Bei dieser Sachlage hatte die Behörde vom Vorliegen eines rechtzeitig gestellten Antrages auf Verlängerung einer Bewilligung nach dem Aufenthaltsgesetz auszugehen und war daher gemäß § 17 Abs. 4 FrG verpflichtet, über die Ausweisung erst nach rechtskräftiger Erledigung dieses Antrages zu entscheiden. Gemäß § 13 Abs. 1 AufG gelten für die im ersten Satz dieser Bestimmung genannten Fremden die für die Verlängerung einer Bewilligung nach dem Aufenthaltsgesetz geltenden Vorschriften nämlich sinngemäß. Dies gilt auch für § 17 Abs. 4 FrG. Dieser rechtlichen Beurteilung steht der Hinweis im § 17 Abs. 4 FrG (in Form eines Klammerzitates) auf "§ 6 Abs. 3" (AufG) nicht entgegen, wäre doch eine Verschiedenbehandlung der im § 6 Abs. 3 AufG geregelten Fallgruppe einerseits und der vom § 13 Abs. 1 leg. cit. umfaßten Fallgruppe andererseits durch Ausschluß der zuletzt genannten Fälle aus der Regelung des § 17 Abs. 4 FrG sachlich nicht zu rechtfertigen (vgl. das hg. Erkenntnis vom 29. Februar 1996, Zl. 95/18/0759).

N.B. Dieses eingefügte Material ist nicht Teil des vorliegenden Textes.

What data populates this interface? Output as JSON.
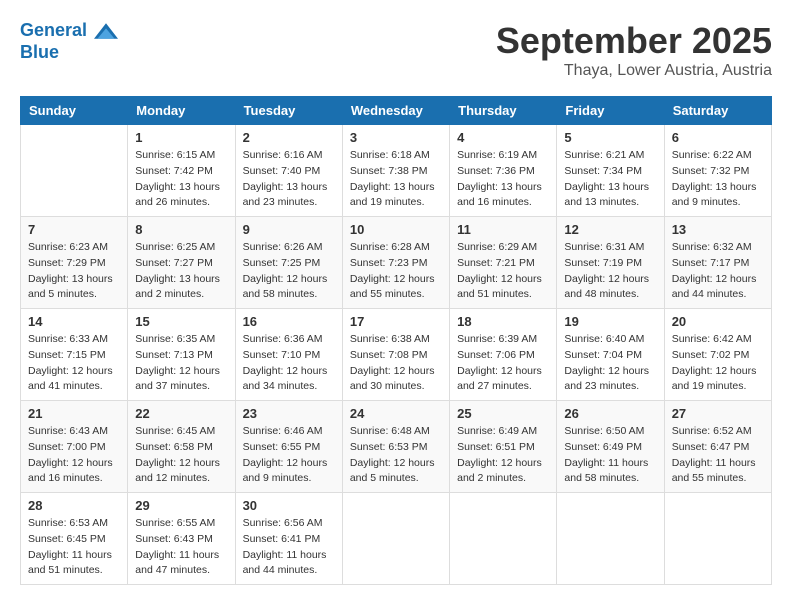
{
  "header": {
    "logo_line1": "General",
    "logo_line2": "Blue",
    "month": "September 2025",
    "location": "Thaya, Lower Austria, Austria"
  },
  "days_of_week": [
    "Sunday",
    "Monday",
    "Tuesday",
    "Wednesday",
    "Thursday",
    "Friday",
    "Saturday"
  ],
  "weeks": [
    [
      {
        "day": "",
        "info": ""
      },
      {
        "day": "1",
        "info": "Sunrise: 6:15 AM\nSunset: 7:42 PM\nDaylight: 13 hours\nand 26 minutes."
      },
      {
        "day": "2",
        "info": "Sunrise: 6:16 AM\nSunset: 7:40 PM\nDaylight: 13 hours\nand 23 minutes."
      },
      {
        "day": "3",
        "info": "Sunrise: 6:18 AM\nSunset: 7:38 PM\nDaylight: 13 hours\nand 19 minutes."
      },
      {
        "day": "4",
        "info": "Sunrise: 6:19 AM\nSunset: 7:36 PM\nDaylight: 13 hours\nand 16 minutes."
      },
      {
        "day": "5",
        "info": "Sunrise: 6:21 AM\nSunset: 7:34 PM\nDaylight: 13 hours\nand 13 minutes."
      },
      {
        "day": "6",
        "info": "Sunrise: 6:22 AM\nSunset: 7:32 PM\nDaylight: 13 hours\nand 9 minutes."
      }
    ],
    [
      {
        "day": "7",
        "info": "Sunrise: 6:23 AM\nSunset: 7:29 PM\nDaylight: 13 hours\nand 5 minutes."
      },
      {
        "day": "8",
        "info": "Sunrise: 6:25 AM\nSunset: 7:27 PM\nDaylight: 13 hours\nand 2 minutes."
      },
      {
        "day": "9",
        "info": "Sunrise: 6:26 AM\nSunset: 7:25 PM\nDaylight: 12 hours\nand 58 minutes."
      },
      {
        "day": "10",
        "info": "Sunrise: 6:28 AM\nSunset: 7:23 PM\nDaylight: 12 hours\nand 55 minutes."
      },
      {
        "day": "11",
        "info": "Sunrise: 6:29 AM\nSunset: 7:21 PM\nDaylight: 12 hours\nand 51 minutes."
      },
      {
        "day": "12",
        "info": "Sunrise: 6:31 AM\nSunset: 7:19 PM\nDaylight: 12 hours\nand 48 minutes."
      },
      {
        "day": "13",
        "info": "Sunrise: 6:32 AM\nSunset: 7:17 PM\nDaylight: 12 hours\nand 44 minutes."
      }
    ],
    [
      {
        "day": "14",
        "info": "Sunrise: 6:33 AM\nSunset: 7:15 PM\nDaylight: 12 hours\nand 41 minutes."
      },
      {
        "day": "15",
        "info": "Sunrise: 6:35 AM\nSunset: 7:13 PM\nDaylight: 12 hours\nand 37 minutes."
      },
      {
        "day": "16",
        "info": "Sunrise: 6:36 AM\nSunset: 7:10 PM\nDaylight: 12 hours\nand 34 minutes."
      },
      {
        "day": "17",
        "info": "Sunrise: 6:38 AM\nSunset: 7:08 PM\nDaylight: 12 hours\nand 30 minutes."
      },
      {
        "day": "18",
        "info": "Sunrise: 6:39 AM\nSunset: 7:06 PM\nDaylight: 12 hours\nand 27 minutes."
      },
      {
        "day": "19",
        "info": "Sunrise: 6:40 AM\nSunset: 7:04 PM\nDaylight: 12 hours\nand 23 minutes."
      },
      {
        "day": "20",
        "info": "Sunrise: 6:42 AM\nSunset: 7:02 PM\nDaylight: 12 hours\nand 19 minutes."
      }
    ],
    [
      {
        "day": "21",
        "info": "Sunrise: 6:43 AM\nSunset: 7:00 PM\nDaylight: 12 hours\nand 16 minutes."
      },
      {
        "day": "22",
        "info": "Sunrise: 6:45 AM\nSunset: 6:58 PM\nDaylight: 12 hours\nand 12 minutes."
      },
      {
        "day": "23",
        "info": "Sunrise: 6:46 AM\nSunset: 6:55 PM\nDaylight: 12 hours\nand 9 minutes."
      },
      {
        "day": "24",
        "info": "Sunrise: 6:48 AM\nSunset: 6:53 PM\nDaylight: 12 hours\nand 5 minutes."
      },
      {
        "day": "25",
        "info": "Sunrise: 6:49 AM\nSunset: 6:51 PM\nDaylight: 12 hours\nand 2 minutes."
      },
      {
        "day": "26",
        "info": "Sunrise: 6:50 AM\nSunset: 6:49 PM\nDaylight: 11 hours\nand 58 minutes."
      },
      {
        "day": "27",
        "info": "Sunrise: 6:52 AM\nSunset: 6:47 PM\nDaylight: 11 hours\nand 55 minutes."
      }
    ],
    [
      {
        "day": "28",
        "info": "Sunrise: 6:53 AM\nSunset: 6:45 PM\nDaylight: 11 hours\nand 51 minutes."
      },
      {
        "day": "29",
        "info": "Sunrise: 6:55 AM\nSunset: 6:43 PM\nDaylight: 11 hours\nand 47 minutes."
      },
      {
        "day": "30",
        "info": "Sunrise: 6:56 AM\nSunset: 6:41 PM\nDaylight: 11 hours\nand 44 minutes."
      },
      {
        "day": "",
        "info": ""
      },
      {
        "day": "",
        "info": ""
      },
      {
        "day": "",
        "info": ""
      },
      {
        "day": "",
        "info": ""
      }
    ]
  ]
}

Dadurch, daß die belangte Behörde trotz Vorliegens der Tatbestandsmerkmale des § 17 Abs. 4 FrG entgegen der dort für diesen Fall normierten Verpflichtung über die Ausweisung vor (rechtkräftiger) Entscheidung über den besagten Antrag des Beschwerdeführers entschied, belastete sie den bekämpften Bescheid schon deswegen mit inhaltlicher Rechtswidrigkeit, weshalb dieser - ohne daß auf das übrige Beschwerdevorbringen einzugehen war - gemäß § 42 Abs. 2 Z. 1 VwGG aufzuheben war.

Der Spruch über den Aufwandersatz gründet sich auf die §§ 47 ff VwGG i.V.m. der Verordnung BGBl. Nr. 416/1994. Stempelgebühren waren lediglich für drei Ausfertigungen der Beschwerde und für zwei vorgelegte Bescheidausfertigungen zuzuerkennen.